At what point did you switch from film to video?
At what point, that would have been in the in the 90s. It probably would have been possibly early 90s. The last thing I did on film was it was a series called God Bless America, which were great, a great series, all directed by a guy called Alan Gilsenan. They were American authors, and they would basically deal with their writing, but it would be almost like an essay of a particular thing. I did Gore Vidal, so it was everything he thought about American politics, and I did another one which had Marsha Hunt in. Anyway, that was the last thing, and then the first thing I ever did on offline, so this is on the Steenbeck, new equipment, supposed to you know, change everything for us. You didn’t need an assistant for instance, we had assistants up to that point. Along comes Lightworks, and you know, nobody uses Lightworks much any more.

Lightworks is… just explain?
Lightworks is just an offline system, so… do you want me to describe what offline is?

Yes, do.
Well, offline is, having shot the thing – and a lot of it was still being shot on film – they would have to transfer on it to tape, and we had this… and then the tape was digitised into the editing system, which was Lightworks, in the computer… it’s just like a computer.
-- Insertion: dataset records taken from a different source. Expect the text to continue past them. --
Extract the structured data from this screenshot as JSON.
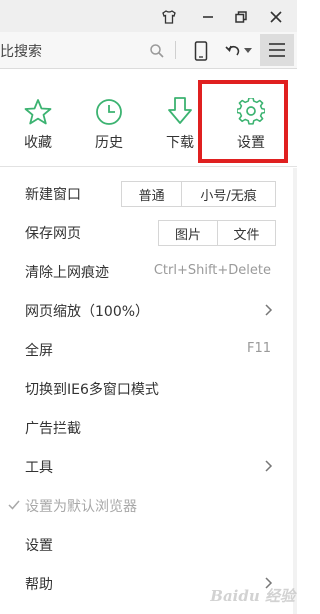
{
  "toolbar": {
    "search_text": "比搜索"
  },
  "quick_actions": [
    {
      "label": "收藏",
      "icon": "star-icon"
    },
    {
      "label": "历史",
      "icon": "clock-icon"
    },
    {
      "label": "下载",
      "icon": "download-icon"
    },
    {
      "label": "设置",
      "icon": "gear-icon"
    }
  ],
  "menu": {
    "new_window": {
      "label": "新建窗口",
      "option_normal": "普通",
      "option_private": "小号/无痕"
    },
    "save_page": {
      "label": "保存网页",
      "option_image": "图片",
      "option_file": "文件"
    },
    "clear_traces": {
      "label": "清除上网痕迹",
      "shortcut": "Ctrl+Shift+Delete"
    },
    "zoom": {
      "label": "网页缩放（100%）"
    },
    "fullscreen": {
      "label": "全屏",
      "shortcut": "F11"
    },
    "ie6_mode": {
      "label": "切换到IE6多窗口模式"
    },
    "adblock": {
      "label": "广告拦截"
    },
    "tools": {
      "label": "工具"
    },
    "default_browser": {
      "label": "设置为默认浏览器"
    },
    "settings": {
      "label": "设置"
    },
    "help": {
      "label": "帮助"
    }
  },
  "watermark": "Baidu 经验",
  "colors": {
    "accent": "#3cb371",
    "highlight": "#e02020"
  }
}
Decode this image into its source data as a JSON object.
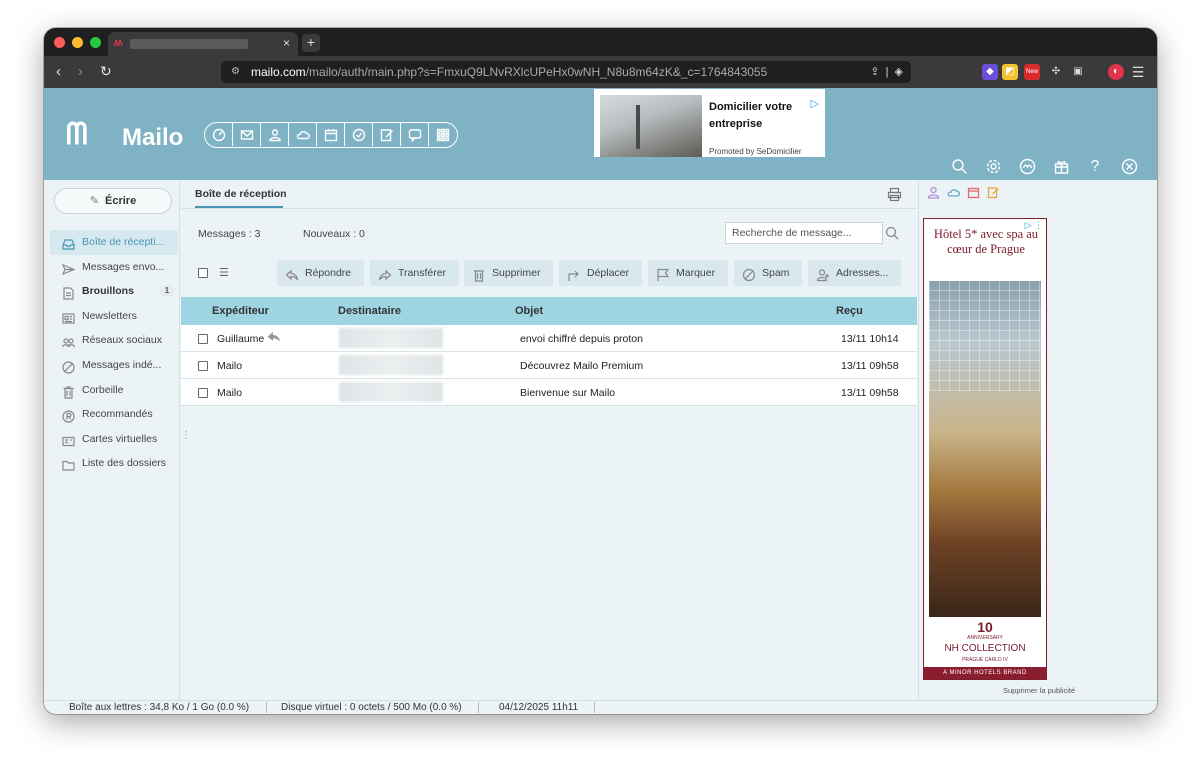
{
  "browser": {
    "url_domain": "mailo.com",
    "url_path": "/mailo/auth/main.php?s=FmxuQ9LNvRXlcUPeHx0wNH_N8u8m64zK&_c=1764843055",
    "tab_close": "×",
    "new_tab": "+"
  },
  "header": {
    "logo_text": "Mailo",
    "top_ad": {
      "title": "Domicilier votre entreprise",
      "promoted": "Promoted by SeDomicilier"
    }
  },
  "sidebar": {
    "compose_label": "Écrire",
    "items": [
      {
        "label": "Boîte de récepti...",
        "icon": "inbox-icon"
      },
      {
        "label": "Messages envo...",
        "icon": "send-icon"
      },
      {
        "label": "Brouillons",
        "icon": "draft-icon",
        "badge": "1"
      },
      {
        "label": "Newsletters",
        "icon": "newsletter-icon"
      },
      {
        "label": "Réseaux sociaux",
        "icon": "social-icon"
      },
      {
        "label": "Messages indé...",
        "icon": "ban-icon"
      },
      {
        "label": "Corbeille",
        "icon": "trash-icon"
      },
      {
        "label": "Recommandés",
        "icon": "registered-icon"
      },
      {
        "label": "Cartes virtuelles",
        "icon": "card-icon"
      },
      {
        "label": "Liste des dossiers",
        "icon": "folder-icon"
      }
    ]
  },
  "main": {
    "tab_label": "Boîte de réception",
    "messages_count": "Messages : 3",
    "new_count": "Nouveaux : 0",
    "search_placeholder": "Recherche de message...",
    "toolbar": {
      "reply": "Répondre",
      "forward": "Transférer",
      "delete": "Supprimer",
      "move": "Déplacer",
      "mark": "Marquer",
      "spam": "Spam",
      "addresses": "Adresses..."
    },
    "columns": {
      "from": "Expéditeur",
      "to": "Destinataire",
      "subject": "Objet",
      "received": "Reçu"
    },
    "rows": [
      {
        "from": "Guillaume",
        "subject": "envoi chiffré depuis proton",
        "date": "13/11 10h14",
        "replied": true
      },
      {
        "from": "Mailo",
        "subject": "Découvrez Mailo Premium",
        "date": "13/11 09h58",
        "replied": false
      },
      {
        "from": "Mailo",
        "subject": "Bienvenue sur Mailo",
        "date": "13/11 09h58",
        "replied": false
      }
    ]
  },
  "side_ad": {
    "headline": "Hôtel 5* avec spa au cœur de Prague",
    "anniversary": "10",
    "anniversary_sub": "ANNIVERSARY",
    "brand": "NH COLLECTION",
    "location": "PRAGUE CARLO IV",
    "band": "A MINOR HOTELS BRAND",
    "remove_ads": "Supprimer la publicité"
  },
  "status": {
    "mailbox": "Boîte aux lettres : 34,8 Ko / 1 Go (0.0 %)",
    "disk": "Disque virtuel : 0 octets / 500 Mo (0.0 %)",
    "datetime": "04/12/2025 11h11"
  },
  "colors": {
    "header": "#7fb2c4",
    "accent": "#4a94b5",
    "table_header": "#9fd4e3"
  }
}
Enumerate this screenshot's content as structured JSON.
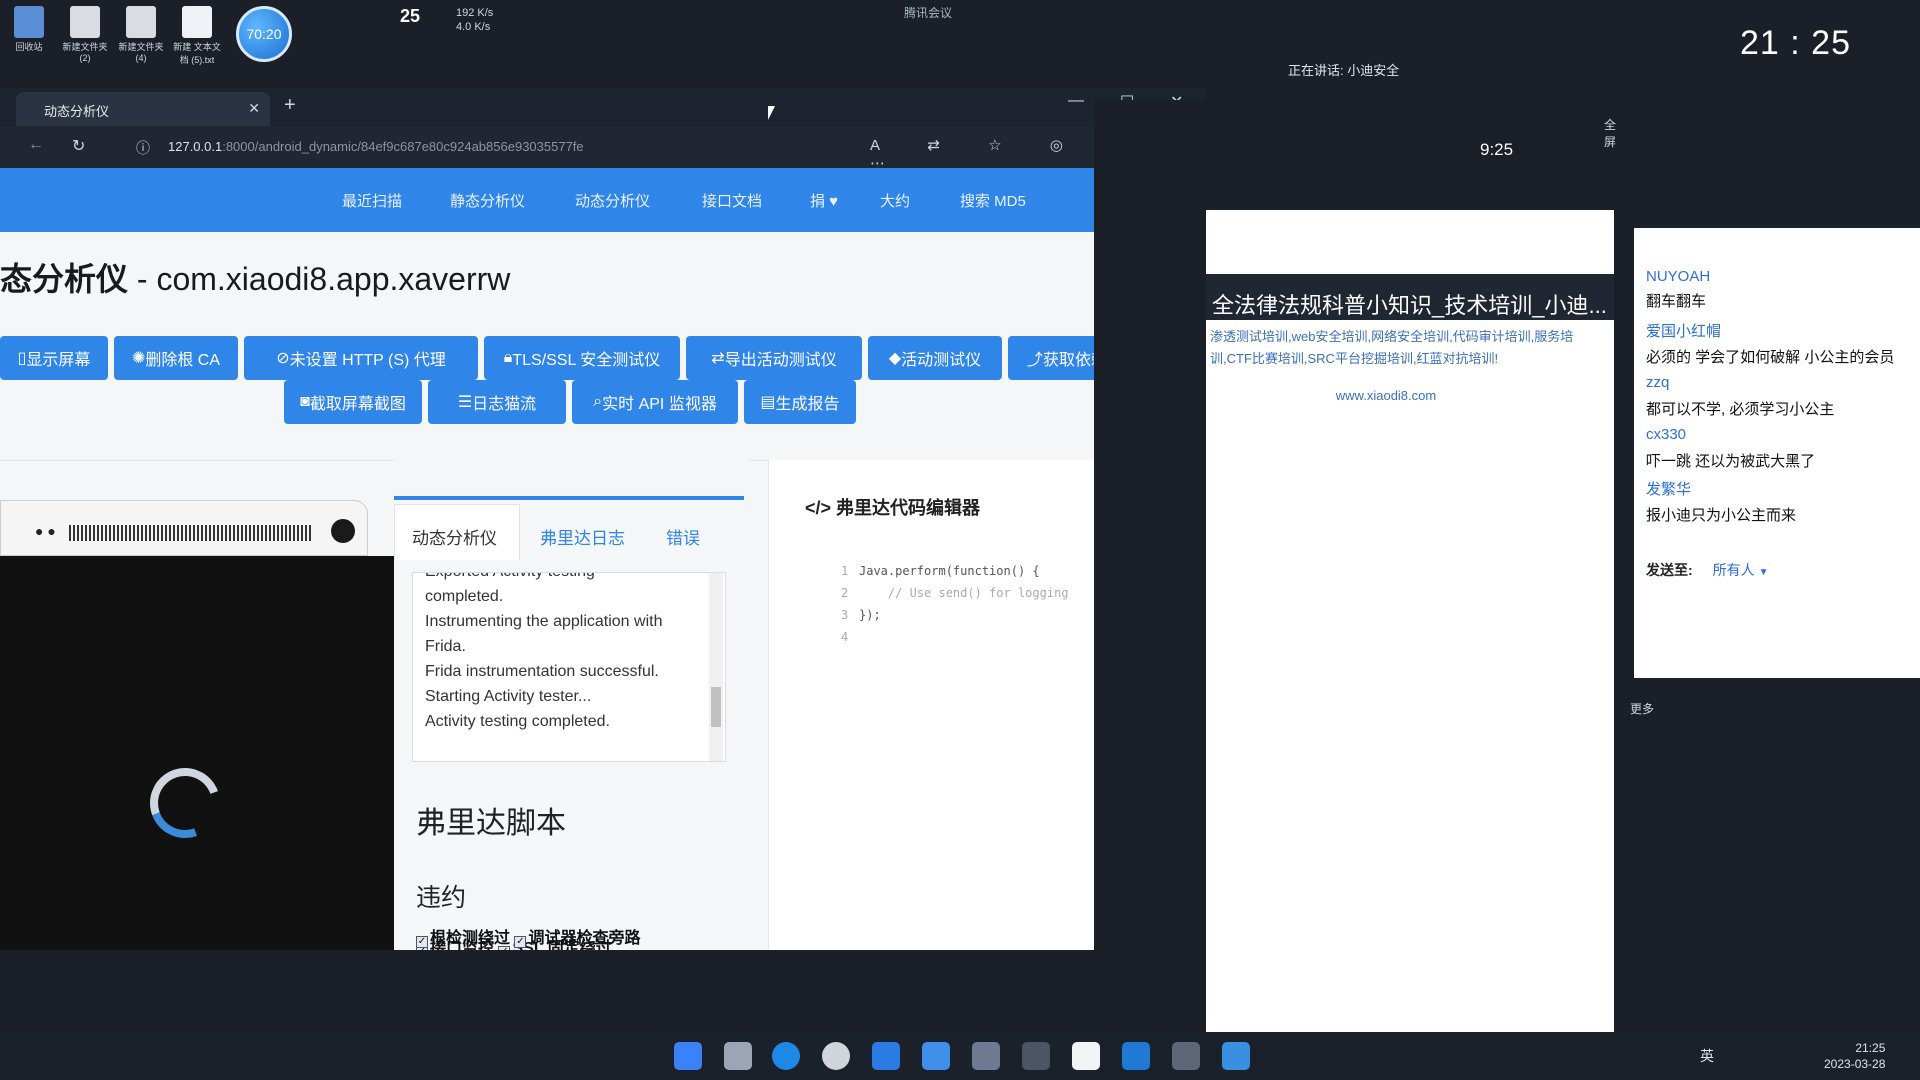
{
  "desktop": {
    "icons": [
      {
        "name": "recycle-bin",
        "label": "回收站"
      },
      {
        "name": "folder",
        "label": "新建文件夹 (2)"
      },
      {
        "name": "folder",
        "label": "新建文件夹 (4)"
      },
      {
        "name": "text-file",
        "label": "新建 文本文档 (5).txt"
      }
    ],
    "net_meter": "70:20",
    "temperature": "25",
    "upload_speed": "192 K/s",
    "download_speed": "4.0 K/s",
    "meeting_title": "腾讯会议",
    "speaking": "正在讲话: 小迪安全",
    "clock": "21 : 25",
    "colors": {
      "accent": "#2f86e8",
      "desktop": "#1b1f27"
    }
  },
  "browser": {
    "tab_title": "动态分析仪",
    "url_host": "127.0.0.1",
    "url_path": ":8000/android_dynamic/84ef9c687e80c924ab856e93035577fe",
    "nav": [
      "最近扫描",
      "静态分析仪",
      "动态分析仪",
      "接口文档",
      "捐 ♥",
      "大约",
      "搜索 MD5"
    ],
    "title_bold": "态分析仪",
    "title_pkg": "- com.xiaodi8.app.xaverrw",
    "buttons_row1": [
      "显示屏幕",
      "删除根 CA",
      "未设置 HTTP (S) 代理",
      "TLS/SSL 安全测试仪",
      "导出活动测试仪",
      "活动测试仪",
      "获取依赖项"
    ],
    "buttons_row2": [
      "截取屏幕截图",
      "日志猫流",
      "实时 API 监视器",
      "生成报告"
    ],
    "panel_tabs": [
      "动态分析仪",
      "弗里达日志",
      "错误"
    ],
    "log_lines": [
      "Exported Activity testing",
      "completed.",
      "Instrumenting the application with",
      "Frida.",
      "Frida instrumentation successful.",
      "Starting Activity tester...",
      "Activity testing completed."
    ],
    "frida_script_heading": "弗里达脚本",
    "bypass_heading": "违约",
    "checks_row1": [
      "接口监控",
      "SSL 固定绕过"
    ],
    "checks_row2": [
      "根检测绕过",
      "调试器检查旁路"
    ],
    "editor_title": "弗里达代码编辑器",
    "code_lines": [
      "Java.perform(function() {",
      "    // Use send() for logging",
      "});",
      ""
    ]
  },
  "video": {
    "title": "全法律法规科普小知识_技术培训_小迪...",
    "banner": "渗透测试培训,web安全培训,网络安全培训,代码审计培训,服务培训,CTF比赛培训,SRC平台挖掘培训,红蓝对抗培训!",
    "url": "www.xiaodi8.com",
    "phone_time": "9:25",
    "fullscreen": "全屏",
    "more": "更多"
  },
  "chat": {
    "messages": [
      {
        "name": "NUYOAH",
        "text": "翻车翻车"
      },
      {
        "name": "爱国小红帽",
        "text": "必须的 学会了如何破解 小公主的会员"
      },
      {
        "name": "zzq",
        "text": "都可以不学, 必须学习小公主"
      },
      {
        "name": "cx330",
        "text": "吓一跳 还以为被武大黑了"
      },
      {
        "name": "发繁华",
        "text": "报小迪只为小公主而来"
      }
    ],
    "send_to_label": "发送至:",
    "send_to_value": "所有人"
  },
  "taskbar": {
    "lang": "英",
    "time": "21:25",
    "date": "2023-03-28"
  }
}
So you input all the rushes in and you would then electronically deal with it, edit it. It would all be sunk up, it would be ready to go, and you would just work as you used to work editing it. But there was a sort of a crossover, so you were still trying to kind of edit like you would on the Steenbeck… it wasn’t the easiest bit of kit to get your head around and I did have problems initially with it. But the first series I did was a thing called Ape Man: The Story of Human Evolution, which was Rod Caird’s sort of swansong, it was the last thing that he did, and it was a four-part thing about early mankind. They had four… it was destined for America and it was presented by Walter Cronkite, and they would fly Walter over to Africa to be amongst skulls and what have you, and then they had to fly out to the States to get him to narrate, to record his commentary for the thing. I think it went down quite well. That was the first thing.